Articles
3 October 2019

Japan: Trying times

After all the speculation, Japan’s government has imposed the consumption tax hike. The coming months will be heavily distorted by this and it may not be until the New Year before we have clarity on how this plays out

10%

New consumption tax rate

Up from 8%

As expected

Fiscal consolidation in Japan

Japan’s public finances are the worst in the developed world. Measures of gross debt to GDP top 240% on some measures (OECD), and even netting out the considerable amount owned by the government itself, is far in excess of 120%. At this scale, the exact numbers lose a lot of their meaning. Government debt is huge, and it does not seem unreasonable to try to bring this under some control.

Is this the right thing to be doing?

That said, there may be better ways of Japan going about this than a consumption tax hike. Especially when most of its peer group is belatedly coming to understand that monetary policy has lost most, if not all, of its potency and fiscal policy is the only way to give growth a helping hand.

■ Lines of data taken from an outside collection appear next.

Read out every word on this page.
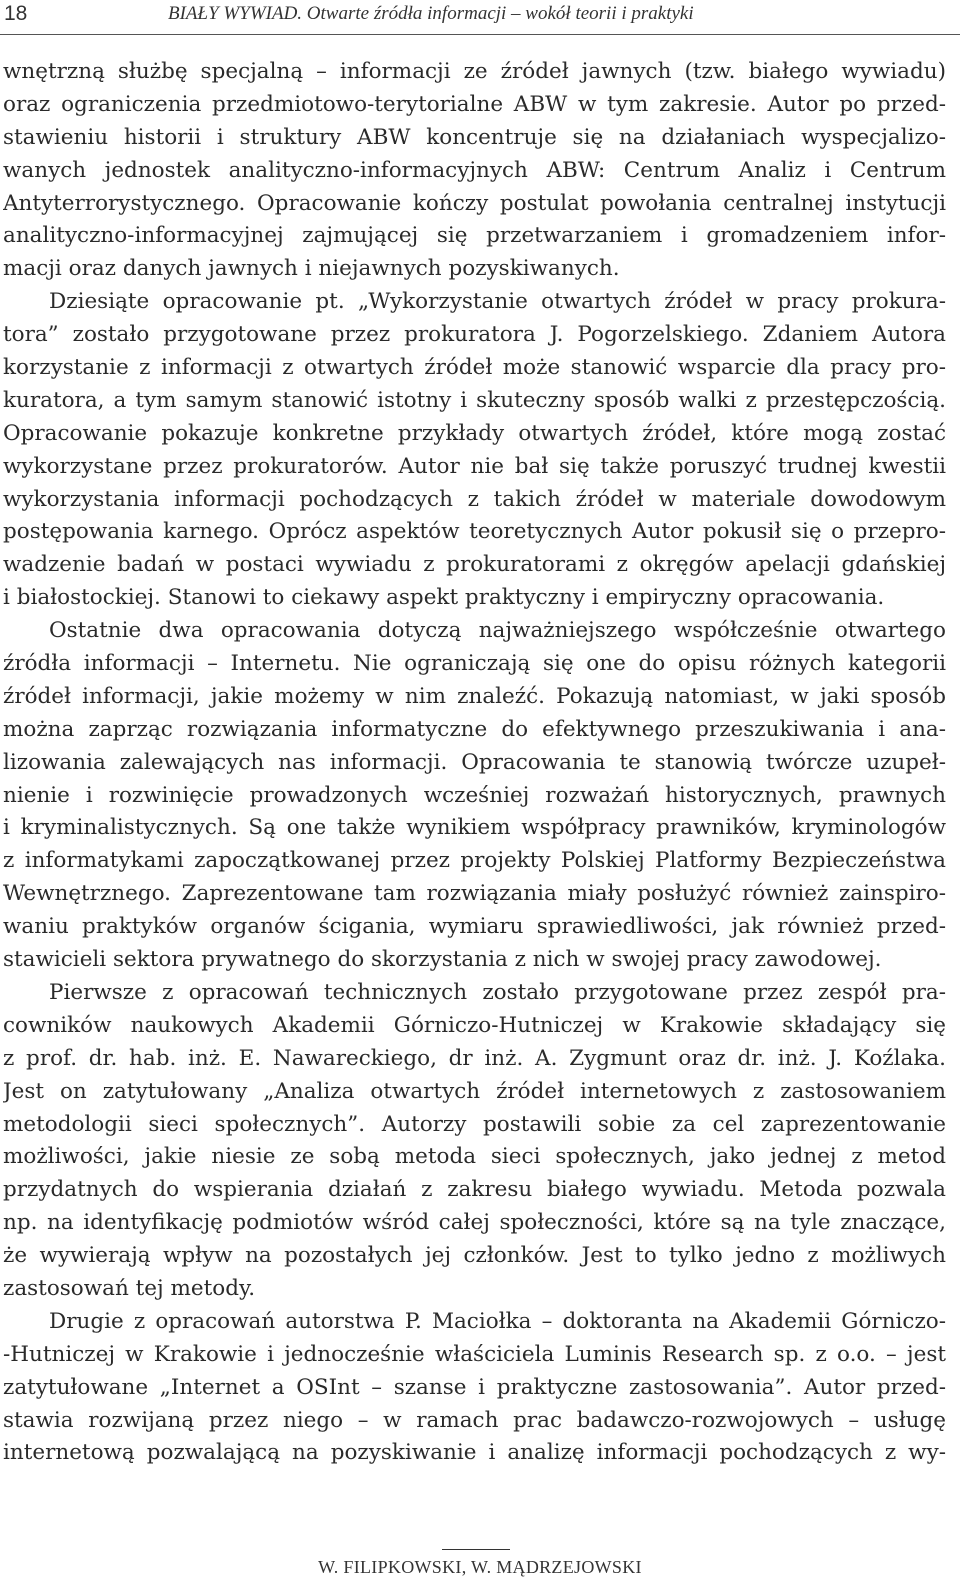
18	BIAŁY WYWIAD. Otwarte źródła informacji – wokół teorii i praktyki
wnętrzną służbę specjalną – informacji ze źródeł jawnych (tzw. białego wywiadu)
oraz ograniczenia przedmiotowo-terytorialne ABW w tym zakresie. Autor po przed-
stawieniu historii i struktury ABW koncentruje się na działaniach wyspecjalizo-
wanych jednostek analityczno-informacyjnych ABW: Centrum Analiz i Centrum
Antyterrorystycznego. Opracowanie kończy postulat powołania centralnej instytucji
analityczno-informacyjnej zajmującej się przetwarzaniem i gromadzeniem infor-
macji oraz danych jawnych i niejawnych pozyskiwanych.
Dziesiąte opracowanie pt. „Wykorzystanie otwartych źródeł w pracy prokura-
tora” zostało przygotowane przez prokuratora J. Pogorzelskiego. Zdaniem Autora
korzystanie z informacji z otwartych źródeł może stanowić wsparcie dla pracy pro-
kuratora, a tym samym stanowić istotny i skuteczny sposób walki z przestępczością.
Opracowanie pokazuje konkretne przykłady otwartych źródeł, które mogą zostać
wykorzystane przez prokuratorów. Autor nie bał się także poruszyć trudnej kwestii
wykorzystania informacji pochodzących z takich źródeł w materiale dowodowym
postępowania karnego. Oprócz aspektów teoretycznych Autor pokusił się o przepro-
wadzenie badań w postaci wywiadu z prokuratorami z okręgów apelacji gdańskiej
i białostockiej. Stanowi to ciekawy aspekt praktyczny i empiryczny opracowania.
Ostatnie dwa opracowania dotyczą najważniejszego współcześnie otwartego
źródła informacji – Internetu. Nie ograniczają się one do opisu różnych kategorii
źródeł informacji, jakie możemy w nim znaleźć. Pokazują natomiast, w jaki sposób
można zaprząc rozwiązania informatyczne do efektywnego przeszukiwania i ana-
lizowania zalewających nas informacji. Opracowania te stanowią twórcze uzupeł-
nienie i rozwinięcie prowadzonych wcześniej rozważań historycznych, prawnych
i kryminalistycznych. Są one także wynikiem współpracy prawników, kryminologów
z informatykami zapoczątkowanej przez projekty Polskiej Platformy Bezpieczeństwa
Wewnętrznego. Zaprezentowane tam rozwiązania miały posłużyć również zainspiro-
waniu praktyków organów ścigania, wymiaru sprawiedliwości, jak również przed-
stawicieli sektora prywatnego do skorzystania z nich w swojej pracy zawodowej.
Pierwsze z opracowań technicznych zostało przygotowane przez zespół pra-
cowników naukowych Akademii Górniczo-Hutniczej w Krakowie składający się
z prof. dr. hab. inż. E. Nawareckiego, dr inż. A. Zygmunt oraz dr. inż. J. Koźlaka.
Jest on zatytułowany „Analiza otwartych źródeł internetowych z zastosowaniem
metodologii sieci społecznych”. Autorzy postawili sobie za cel zaprezentowanie
możliwości, jakie niesie ze sobą metoda sieci społecznych, jako jednej z metod
przydatnych do wspierania działań z zakresu białego wywiadu. Metoda pozwala
np. na identyfikację podmiotów wśród całej społeczności, które są na tyle znaczące,
że wywierają wpływ na pozostałych jej członków. Jest to tylko jedno z możliwych
zastosowań tej metody.
Drugie z opracowań autorstwa P. Maciołka – doktoranta na Akademii Górniczo-
-Hutniczej w Krakowie i jednocześnie właściciela Luminis Research sp. z o.o. – jest
zatytułowane „Internet a OSInt – szanse i praktyczne zastosowania”. Autor przed-
stawia rozwijaną przez niego – w ramach prac badawczo-rozwojowych – usługę
internetową pozwalającą na pozyskiwanie i analizę informacji pochodzących z wy-
W. FILIPKOWSKI, W. MĄDRZEJOWSKI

Consumption tax revenues static

The chart below shows total tax revenues on an annualised basis and nominal GDP. Total tax revenues track nominal GDP more or less. But consumption tax revenues are virtually a constant, with the exception of the bump in revenues following the 2014 April consumption tax hike.

Tax revenues and nominal GDP

Source: CEIC
CEIC

A lot of distortion for not much fiscal benefit

A two percentage point increase in this tax would add about JPY 5.4 trillion annually to total tax revenues (about 1% of GDP) though the total effect on the budget deficit will be considerably less than this, due to the numerous offsetting measures that have been put in place to mitigate the impact of the tax on activity, and the numerous opt-outs that mean the full 2ppt increase will never be brought to bear.

Some front-running, but not much

In the short-run, the biggest impact of the tax hike will be to distort spending and inflation data. We don’t have much to go on, but the front running so far seems fairly muted. August retail sales spiked up 4.8% month-on-month, and we can expect an elevated figure for September, too before the October figures drop sharply back. In 2014, they fell far more than they rose, though they fairly quickly returned to the pre-hike trend.

BoJ to buy more short tenor, fewer long tenor bonds

Japan’s bond yields have retreated from the -0.3% level they reached at the end of August and were on the way to returning towards in the latter part of September. The 10-year yield now sits at about -0.164%.

BoJ schedule for outright bond purchases

Source: Bank of Japan
Bank of Japan

Reverse Twist

The central bank has refrained from changing its official policy stance, but the announced bond purchases suggest the Bank is engaging in a sort of reverse twist operation, buying more shorter-dated assets, and fewer longer-dated ones. Along with an announcement by the Government Pension Investment Fund that currency-hedged foreign bonds could be viewed as similar to domestic government bonds, this has added to the yield curve steepening, and given the currency a little upwards push too.